Maria Martinez’s open-source earthenware

This newstory gives the background to the revitalization of Pueblo traditional pottery styles in the early to mid-20th century. Kathy Sanchez and her sister were colleagues in the HazArt study of potential occupational hazards. | Environment, Safety, and Health (ES&H) of Traditional Indian Artisans and Craftspeople Project (HazArt) |

Maria Martinez… drew no lines between art, community, and reverence for life…. According to Vernon G. Lujan, the director of the Poeh Museum in Pojoaque, N.M., which is devoted primarily to Pueblo art, Martinez spearheaded a revival of the Pueblo tradition of familial collaboration. Her art, he said, could not be separated from who she was as a woman, mother, wife, and lifelong community resident.

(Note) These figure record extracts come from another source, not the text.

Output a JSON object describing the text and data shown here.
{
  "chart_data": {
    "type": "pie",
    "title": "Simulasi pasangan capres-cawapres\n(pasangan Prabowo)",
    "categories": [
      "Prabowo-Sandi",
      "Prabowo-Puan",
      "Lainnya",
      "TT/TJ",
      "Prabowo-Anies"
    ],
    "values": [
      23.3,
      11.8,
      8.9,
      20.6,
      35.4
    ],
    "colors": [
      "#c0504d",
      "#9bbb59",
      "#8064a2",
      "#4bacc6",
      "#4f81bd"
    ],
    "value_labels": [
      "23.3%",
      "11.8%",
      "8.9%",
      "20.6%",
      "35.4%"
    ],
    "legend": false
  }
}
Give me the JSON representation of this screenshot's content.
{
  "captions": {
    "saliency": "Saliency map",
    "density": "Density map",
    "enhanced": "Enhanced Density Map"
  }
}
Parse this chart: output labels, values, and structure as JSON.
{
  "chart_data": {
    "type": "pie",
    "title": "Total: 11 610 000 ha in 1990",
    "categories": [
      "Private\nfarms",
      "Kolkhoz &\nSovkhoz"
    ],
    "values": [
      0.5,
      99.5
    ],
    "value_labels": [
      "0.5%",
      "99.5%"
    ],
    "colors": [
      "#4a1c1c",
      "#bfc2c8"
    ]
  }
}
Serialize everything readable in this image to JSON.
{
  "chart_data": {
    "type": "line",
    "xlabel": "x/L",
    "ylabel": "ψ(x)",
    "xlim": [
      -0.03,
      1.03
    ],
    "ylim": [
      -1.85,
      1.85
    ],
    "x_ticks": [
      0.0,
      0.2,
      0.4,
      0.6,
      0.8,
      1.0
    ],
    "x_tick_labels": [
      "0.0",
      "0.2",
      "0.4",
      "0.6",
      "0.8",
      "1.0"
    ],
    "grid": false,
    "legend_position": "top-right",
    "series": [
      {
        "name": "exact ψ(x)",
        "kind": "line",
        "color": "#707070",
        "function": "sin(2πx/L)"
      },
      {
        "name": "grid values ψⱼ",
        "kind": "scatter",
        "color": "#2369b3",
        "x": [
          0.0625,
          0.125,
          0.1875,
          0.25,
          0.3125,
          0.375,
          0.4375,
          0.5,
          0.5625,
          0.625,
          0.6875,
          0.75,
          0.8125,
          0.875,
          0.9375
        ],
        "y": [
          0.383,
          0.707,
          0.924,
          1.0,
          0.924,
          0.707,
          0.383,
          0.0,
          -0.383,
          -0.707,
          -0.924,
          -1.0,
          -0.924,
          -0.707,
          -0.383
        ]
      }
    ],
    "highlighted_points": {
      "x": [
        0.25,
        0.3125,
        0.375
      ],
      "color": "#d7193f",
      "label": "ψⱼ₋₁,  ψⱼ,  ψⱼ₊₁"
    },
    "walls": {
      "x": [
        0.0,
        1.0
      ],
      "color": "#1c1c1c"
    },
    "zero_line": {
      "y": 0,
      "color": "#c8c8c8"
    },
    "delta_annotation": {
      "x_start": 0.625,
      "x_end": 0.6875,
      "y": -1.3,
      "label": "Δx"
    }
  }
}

Martinez’s great-granddaughter Kathy Wan Woe Povi Sanchez recalls the ways in which her ancestor transmitted cultural values…. Sanchez is a potter who seeks to live her life in her great-grandmother’s footsteps. Defining herself as an activist (she is also co-director of Tewa Women United), she sees environmental protection as part and parcel of making pottery. “I etch or paint my pottery with stories of caring for Mother Earth,” she said. “When I’m at Indian Market, I tell people the stories. It’s an opportunity to speak the truth about the air, the water, and the earth.”

Lujan explained, “Without a doubt they revived a unique Tewa way of firing at zero oxidation that had gone out of existence. At a certain point in the firing they smothered the pot with cow dung and let it bake and smoke for several hours.